Western sponsors were dismayed at the widespread antisemitism in the Whites’ officer ranks, especially as the Bolsheviks sought to officially prohibit acts of anti-Semitism. Winston Churchill personally warned General Denikin that:

[M]y task in winning support in Parliament for the Russian Nationalist cause will be infinitely harder if well-authenticated complaints continue to be received from Jews in the zone of the Volunteer Armies.[13]
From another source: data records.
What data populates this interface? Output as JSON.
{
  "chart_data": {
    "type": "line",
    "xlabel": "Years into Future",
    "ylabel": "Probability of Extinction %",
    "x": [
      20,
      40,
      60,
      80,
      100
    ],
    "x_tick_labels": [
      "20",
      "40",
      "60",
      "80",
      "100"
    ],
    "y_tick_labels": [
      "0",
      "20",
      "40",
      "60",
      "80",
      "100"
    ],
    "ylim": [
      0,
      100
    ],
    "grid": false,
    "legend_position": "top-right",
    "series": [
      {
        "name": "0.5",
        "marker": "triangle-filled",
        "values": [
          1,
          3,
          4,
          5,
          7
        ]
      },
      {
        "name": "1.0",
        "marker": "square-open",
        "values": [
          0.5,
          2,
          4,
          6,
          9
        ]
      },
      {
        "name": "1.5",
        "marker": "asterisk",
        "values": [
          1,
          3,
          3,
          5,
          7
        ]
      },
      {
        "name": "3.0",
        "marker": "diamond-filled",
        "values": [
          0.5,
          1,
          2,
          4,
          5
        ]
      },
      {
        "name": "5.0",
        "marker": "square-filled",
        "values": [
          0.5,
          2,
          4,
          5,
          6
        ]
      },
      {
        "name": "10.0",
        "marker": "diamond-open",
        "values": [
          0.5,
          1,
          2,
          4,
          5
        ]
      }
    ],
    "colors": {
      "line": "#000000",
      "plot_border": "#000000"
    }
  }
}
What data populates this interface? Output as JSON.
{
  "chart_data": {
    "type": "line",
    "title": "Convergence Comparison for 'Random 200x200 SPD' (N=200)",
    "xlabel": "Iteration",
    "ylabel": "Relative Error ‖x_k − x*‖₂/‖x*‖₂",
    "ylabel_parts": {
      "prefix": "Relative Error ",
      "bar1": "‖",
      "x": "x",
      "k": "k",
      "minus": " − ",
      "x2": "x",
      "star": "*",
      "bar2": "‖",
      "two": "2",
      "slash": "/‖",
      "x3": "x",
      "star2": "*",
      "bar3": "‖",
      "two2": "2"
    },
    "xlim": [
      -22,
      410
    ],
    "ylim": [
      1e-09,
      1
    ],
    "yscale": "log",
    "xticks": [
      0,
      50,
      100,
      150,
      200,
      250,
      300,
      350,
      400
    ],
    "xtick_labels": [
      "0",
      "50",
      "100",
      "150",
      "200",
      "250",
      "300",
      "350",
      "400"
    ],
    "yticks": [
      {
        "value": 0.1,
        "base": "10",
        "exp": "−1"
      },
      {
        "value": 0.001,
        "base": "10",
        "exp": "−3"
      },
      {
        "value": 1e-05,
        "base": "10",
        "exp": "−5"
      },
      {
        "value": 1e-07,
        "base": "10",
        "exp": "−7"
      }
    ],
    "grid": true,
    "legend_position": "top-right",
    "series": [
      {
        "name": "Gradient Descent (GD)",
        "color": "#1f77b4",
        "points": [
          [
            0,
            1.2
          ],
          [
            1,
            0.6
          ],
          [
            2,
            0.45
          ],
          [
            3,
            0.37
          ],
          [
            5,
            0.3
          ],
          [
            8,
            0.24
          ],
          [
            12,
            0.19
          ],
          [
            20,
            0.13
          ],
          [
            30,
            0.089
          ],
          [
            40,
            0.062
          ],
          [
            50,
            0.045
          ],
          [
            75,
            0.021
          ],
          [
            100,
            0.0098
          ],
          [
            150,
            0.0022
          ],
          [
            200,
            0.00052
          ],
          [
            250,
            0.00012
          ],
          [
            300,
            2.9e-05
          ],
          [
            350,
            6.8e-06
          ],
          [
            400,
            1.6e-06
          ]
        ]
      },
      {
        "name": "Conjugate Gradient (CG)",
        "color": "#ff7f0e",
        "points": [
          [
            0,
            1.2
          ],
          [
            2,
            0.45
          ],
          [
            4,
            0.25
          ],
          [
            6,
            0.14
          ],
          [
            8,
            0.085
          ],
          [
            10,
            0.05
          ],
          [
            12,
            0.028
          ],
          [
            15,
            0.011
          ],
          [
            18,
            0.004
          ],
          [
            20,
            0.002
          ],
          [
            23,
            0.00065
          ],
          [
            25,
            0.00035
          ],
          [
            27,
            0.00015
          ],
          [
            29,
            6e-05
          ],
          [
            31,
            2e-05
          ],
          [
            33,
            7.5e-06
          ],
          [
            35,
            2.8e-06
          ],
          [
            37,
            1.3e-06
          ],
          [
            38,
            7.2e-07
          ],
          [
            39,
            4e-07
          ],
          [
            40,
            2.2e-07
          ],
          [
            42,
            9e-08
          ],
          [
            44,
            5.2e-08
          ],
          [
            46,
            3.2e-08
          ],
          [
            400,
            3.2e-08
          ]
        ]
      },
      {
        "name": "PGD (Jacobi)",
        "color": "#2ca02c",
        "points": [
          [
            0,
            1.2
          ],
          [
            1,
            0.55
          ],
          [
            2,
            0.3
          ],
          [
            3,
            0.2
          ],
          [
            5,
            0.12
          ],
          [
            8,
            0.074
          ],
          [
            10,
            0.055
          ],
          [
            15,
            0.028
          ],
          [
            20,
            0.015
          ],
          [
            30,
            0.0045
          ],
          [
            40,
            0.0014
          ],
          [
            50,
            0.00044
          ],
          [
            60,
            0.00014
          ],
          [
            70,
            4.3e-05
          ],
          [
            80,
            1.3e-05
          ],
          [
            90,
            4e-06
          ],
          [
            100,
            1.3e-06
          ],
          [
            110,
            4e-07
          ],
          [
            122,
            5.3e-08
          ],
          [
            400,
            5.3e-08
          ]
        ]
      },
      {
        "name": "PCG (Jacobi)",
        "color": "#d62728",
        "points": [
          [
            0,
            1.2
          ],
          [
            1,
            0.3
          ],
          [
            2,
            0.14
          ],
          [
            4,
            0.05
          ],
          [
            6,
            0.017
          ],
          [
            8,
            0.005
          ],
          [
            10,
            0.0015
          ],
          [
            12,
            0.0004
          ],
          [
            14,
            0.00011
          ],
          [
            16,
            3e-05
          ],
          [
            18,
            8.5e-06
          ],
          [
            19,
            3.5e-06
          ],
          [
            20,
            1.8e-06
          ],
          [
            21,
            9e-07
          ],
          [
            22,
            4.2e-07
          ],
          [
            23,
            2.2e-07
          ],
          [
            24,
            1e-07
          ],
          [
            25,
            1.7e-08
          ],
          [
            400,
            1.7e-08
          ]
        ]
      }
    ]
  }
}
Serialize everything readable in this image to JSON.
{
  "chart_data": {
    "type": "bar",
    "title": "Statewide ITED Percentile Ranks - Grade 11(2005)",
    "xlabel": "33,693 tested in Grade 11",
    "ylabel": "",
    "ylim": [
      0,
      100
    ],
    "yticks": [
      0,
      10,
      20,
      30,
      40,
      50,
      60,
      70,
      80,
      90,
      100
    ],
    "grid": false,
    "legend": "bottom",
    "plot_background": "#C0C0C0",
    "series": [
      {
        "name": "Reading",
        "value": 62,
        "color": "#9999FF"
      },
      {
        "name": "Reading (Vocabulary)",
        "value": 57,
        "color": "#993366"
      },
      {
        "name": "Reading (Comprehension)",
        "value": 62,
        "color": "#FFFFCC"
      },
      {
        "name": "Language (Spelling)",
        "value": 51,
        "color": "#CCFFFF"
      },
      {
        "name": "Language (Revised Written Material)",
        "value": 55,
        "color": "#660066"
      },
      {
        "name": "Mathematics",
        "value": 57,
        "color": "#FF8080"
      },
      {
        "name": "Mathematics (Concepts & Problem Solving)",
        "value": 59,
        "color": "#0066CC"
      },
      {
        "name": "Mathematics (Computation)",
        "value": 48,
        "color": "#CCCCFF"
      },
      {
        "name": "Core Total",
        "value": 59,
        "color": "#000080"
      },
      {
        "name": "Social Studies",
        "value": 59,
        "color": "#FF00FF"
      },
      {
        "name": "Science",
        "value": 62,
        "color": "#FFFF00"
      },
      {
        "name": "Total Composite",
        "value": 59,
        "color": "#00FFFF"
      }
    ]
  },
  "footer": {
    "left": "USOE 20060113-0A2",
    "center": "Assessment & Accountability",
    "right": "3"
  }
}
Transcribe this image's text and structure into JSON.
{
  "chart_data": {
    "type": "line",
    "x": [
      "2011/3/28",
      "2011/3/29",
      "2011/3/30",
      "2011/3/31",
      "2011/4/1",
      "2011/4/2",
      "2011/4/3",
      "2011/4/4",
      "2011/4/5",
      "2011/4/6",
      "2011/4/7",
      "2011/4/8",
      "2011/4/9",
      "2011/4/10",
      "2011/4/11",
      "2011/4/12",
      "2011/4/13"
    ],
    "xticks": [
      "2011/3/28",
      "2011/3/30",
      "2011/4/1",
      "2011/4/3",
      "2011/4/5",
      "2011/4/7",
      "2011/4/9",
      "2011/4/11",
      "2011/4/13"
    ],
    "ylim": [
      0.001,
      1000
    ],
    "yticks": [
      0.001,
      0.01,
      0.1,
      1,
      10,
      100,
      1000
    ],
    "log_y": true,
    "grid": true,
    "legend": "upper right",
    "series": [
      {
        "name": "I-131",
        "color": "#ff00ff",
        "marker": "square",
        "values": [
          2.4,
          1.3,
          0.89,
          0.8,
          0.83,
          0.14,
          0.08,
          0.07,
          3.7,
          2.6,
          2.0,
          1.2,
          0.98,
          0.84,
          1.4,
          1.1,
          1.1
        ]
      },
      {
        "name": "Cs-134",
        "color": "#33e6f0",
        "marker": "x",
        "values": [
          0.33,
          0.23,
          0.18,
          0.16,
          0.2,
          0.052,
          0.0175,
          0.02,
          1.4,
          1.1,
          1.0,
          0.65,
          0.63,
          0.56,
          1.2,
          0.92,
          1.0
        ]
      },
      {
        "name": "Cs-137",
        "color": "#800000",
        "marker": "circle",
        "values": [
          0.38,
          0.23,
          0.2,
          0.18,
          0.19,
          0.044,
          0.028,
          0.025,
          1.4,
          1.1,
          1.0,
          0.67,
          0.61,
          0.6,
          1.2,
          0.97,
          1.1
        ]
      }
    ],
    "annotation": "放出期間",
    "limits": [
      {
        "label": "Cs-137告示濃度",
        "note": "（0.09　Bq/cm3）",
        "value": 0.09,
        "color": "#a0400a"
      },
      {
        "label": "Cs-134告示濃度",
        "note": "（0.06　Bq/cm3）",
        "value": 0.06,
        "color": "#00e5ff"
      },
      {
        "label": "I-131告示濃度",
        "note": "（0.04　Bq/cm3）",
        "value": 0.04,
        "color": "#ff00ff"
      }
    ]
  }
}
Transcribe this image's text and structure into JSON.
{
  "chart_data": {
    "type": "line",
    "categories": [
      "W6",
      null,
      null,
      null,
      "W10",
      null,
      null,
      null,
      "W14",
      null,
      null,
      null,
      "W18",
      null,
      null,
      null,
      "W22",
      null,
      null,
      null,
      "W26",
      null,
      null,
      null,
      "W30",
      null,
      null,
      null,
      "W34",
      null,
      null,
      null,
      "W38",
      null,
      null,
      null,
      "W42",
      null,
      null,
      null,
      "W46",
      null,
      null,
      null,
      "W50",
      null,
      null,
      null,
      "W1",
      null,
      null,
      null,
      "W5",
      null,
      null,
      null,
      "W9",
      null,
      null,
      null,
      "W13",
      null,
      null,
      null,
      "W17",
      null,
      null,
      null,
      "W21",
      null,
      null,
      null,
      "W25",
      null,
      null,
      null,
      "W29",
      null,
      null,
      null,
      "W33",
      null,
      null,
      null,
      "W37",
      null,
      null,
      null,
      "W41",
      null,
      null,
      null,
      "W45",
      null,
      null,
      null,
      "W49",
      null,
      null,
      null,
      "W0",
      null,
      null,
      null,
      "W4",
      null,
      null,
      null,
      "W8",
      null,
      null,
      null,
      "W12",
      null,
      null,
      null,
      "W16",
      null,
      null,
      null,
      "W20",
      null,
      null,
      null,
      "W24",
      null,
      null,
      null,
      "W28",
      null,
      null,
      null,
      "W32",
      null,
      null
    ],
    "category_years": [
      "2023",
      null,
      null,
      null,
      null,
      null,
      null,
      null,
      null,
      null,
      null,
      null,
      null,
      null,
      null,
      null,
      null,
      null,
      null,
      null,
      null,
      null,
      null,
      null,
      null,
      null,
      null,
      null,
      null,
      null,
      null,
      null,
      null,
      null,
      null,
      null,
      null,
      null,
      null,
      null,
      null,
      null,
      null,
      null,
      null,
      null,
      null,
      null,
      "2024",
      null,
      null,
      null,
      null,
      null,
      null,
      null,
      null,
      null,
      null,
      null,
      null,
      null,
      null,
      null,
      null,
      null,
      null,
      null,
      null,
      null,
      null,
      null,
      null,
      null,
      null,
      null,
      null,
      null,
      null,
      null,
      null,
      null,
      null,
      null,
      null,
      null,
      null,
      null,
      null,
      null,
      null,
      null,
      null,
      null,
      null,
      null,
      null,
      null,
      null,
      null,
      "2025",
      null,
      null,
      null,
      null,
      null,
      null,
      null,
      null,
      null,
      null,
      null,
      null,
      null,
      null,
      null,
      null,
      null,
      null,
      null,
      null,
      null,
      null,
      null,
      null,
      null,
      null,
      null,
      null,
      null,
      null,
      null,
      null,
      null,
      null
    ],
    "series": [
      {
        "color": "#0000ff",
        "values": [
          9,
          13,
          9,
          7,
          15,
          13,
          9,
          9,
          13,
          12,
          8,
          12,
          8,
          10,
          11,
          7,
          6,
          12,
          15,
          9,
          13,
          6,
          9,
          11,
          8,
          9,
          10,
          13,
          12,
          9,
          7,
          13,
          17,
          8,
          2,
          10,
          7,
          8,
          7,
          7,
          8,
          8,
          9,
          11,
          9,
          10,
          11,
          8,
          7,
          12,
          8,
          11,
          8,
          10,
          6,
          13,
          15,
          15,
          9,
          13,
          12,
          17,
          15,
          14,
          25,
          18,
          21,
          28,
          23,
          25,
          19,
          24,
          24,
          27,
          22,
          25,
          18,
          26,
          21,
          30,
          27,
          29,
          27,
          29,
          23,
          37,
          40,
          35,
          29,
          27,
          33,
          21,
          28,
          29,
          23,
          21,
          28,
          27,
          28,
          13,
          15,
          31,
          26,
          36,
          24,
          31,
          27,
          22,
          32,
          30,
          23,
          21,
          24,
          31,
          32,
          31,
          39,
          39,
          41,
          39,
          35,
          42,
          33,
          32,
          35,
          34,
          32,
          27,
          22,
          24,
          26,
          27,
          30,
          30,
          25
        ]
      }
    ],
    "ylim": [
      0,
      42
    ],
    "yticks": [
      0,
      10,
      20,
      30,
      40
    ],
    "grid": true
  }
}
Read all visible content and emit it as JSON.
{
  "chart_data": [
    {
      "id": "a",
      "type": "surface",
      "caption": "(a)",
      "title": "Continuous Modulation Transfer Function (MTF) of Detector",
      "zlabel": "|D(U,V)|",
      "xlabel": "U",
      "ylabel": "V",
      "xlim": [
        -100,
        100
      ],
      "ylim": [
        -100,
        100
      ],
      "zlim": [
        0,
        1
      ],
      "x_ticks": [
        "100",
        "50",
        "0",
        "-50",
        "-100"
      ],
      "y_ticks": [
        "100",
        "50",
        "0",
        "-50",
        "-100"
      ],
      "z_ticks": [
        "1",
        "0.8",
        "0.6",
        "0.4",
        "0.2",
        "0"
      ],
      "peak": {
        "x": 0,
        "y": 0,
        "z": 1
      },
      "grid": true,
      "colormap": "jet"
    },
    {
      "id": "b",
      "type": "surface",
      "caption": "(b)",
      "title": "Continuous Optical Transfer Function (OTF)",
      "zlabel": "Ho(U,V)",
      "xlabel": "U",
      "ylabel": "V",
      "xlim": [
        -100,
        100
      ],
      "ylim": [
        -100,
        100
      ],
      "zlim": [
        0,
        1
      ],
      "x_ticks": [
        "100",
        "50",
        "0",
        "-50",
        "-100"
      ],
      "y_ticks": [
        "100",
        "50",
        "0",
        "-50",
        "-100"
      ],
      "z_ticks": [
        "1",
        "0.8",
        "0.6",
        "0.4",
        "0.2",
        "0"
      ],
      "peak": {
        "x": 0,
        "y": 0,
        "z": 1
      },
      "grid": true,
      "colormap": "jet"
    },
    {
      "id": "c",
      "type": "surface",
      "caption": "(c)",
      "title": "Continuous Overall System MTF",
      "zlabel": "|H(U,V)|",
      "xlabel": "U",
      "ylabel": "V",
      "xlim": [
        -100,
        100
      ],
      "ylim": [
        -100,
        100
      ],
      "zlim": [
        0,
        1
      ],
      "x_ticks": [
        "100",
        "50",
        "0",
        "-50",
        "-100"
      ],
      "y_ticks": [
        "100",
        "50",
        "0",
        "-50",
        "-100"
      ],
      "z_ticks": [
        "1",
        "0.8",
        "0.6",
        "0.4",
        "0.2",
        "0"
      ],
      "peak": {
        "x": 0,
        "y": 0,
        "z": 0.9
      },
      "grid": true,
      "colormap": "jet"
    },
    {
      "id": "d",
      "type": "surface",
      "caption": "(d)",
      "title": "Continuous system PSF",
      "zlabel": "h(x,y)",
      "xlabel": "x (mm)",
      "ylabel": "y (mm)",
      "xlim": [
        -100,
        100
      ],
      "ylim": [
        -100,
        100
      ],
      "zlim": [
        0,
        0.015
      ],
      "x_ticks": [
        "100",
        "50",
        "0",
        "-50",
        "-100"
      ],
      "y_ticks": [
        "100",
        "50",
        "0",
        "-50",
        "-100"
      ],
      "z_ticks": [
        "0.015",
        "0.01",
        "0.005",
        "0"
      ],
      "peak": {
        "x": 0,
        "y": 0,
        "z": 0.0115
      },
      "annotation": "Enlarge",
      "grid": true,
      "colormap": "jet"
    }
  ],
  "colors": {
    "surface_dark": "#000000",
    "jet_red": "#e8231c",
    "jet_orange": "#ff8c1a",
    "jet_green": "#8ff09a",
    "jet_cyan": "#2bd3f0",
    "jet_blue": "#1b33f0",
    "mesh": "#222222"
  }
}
John Ernest Hodgson, a British war correspondent with Denikin’s forces, said the following of Denikin’s and his officers’ antisemitism:

I had not been with Denikin more than a month before I was forced to the conclusion that the Jew represented a very big element in the Russian upheaval. The officers and men of the Army laid practically all the blame for their country’s troubles on the Hebrew. They held that the whole cataclysm had been engineered by some great and mysterious secret society of international Jews, who, in the pay and at the orders of Germany, had seized the psychological moment and snatched the reins of government. All the figures and facts that were then available appeared to lend colour to this contention. No less than 82 per cent of the Bolshevik Commissars were known to be Jews, the fierce and implacable ‘Trotsky,’ who shared office with Lenin, being a Yiddisher whose real name was Bronstein. Among Denikin’s officers this idea was an obsession of such terrible bitterness and insistency as to lead them into making statements of the wildest and most fantastic character. Many of them had persuaded themselves that Freemasonry was, in alliance with the Jews, part and parcel of the Bolshevik machine, and that what they had called the diabolical schemes for Russia’s downfall had been hatched in the Petrograd and Moscow Masonic lodges. When I told them that I and most of my best friends were Freemasons, and that England owed a great deal to its loyal Jews, they stared at me askance and sadly shook their heads in fear for England’s credulity in trusting the chosen race. One even asked me quietly whether I personally was a Jew. When America showed herself decidedly against any kind of interference in Russia, the idea soon gained wide credence that President Woodrow Wilson was a Jew, while Mr. Lloyd George was referred to as a Jew whenever a cable from England appeared to show him as being lukewarm in support of the anti-Bolsheviks.

3. These figures are presumably meant to show Putin’s admiration for figures of the Russian past despite their opposing political views—Alexander II the liberal reformist, Alexander III the conservative; Denikin, utterly opposed to Bolshevism and Brusilov who cooperated with the Bolsheviks in establishing the Red Army.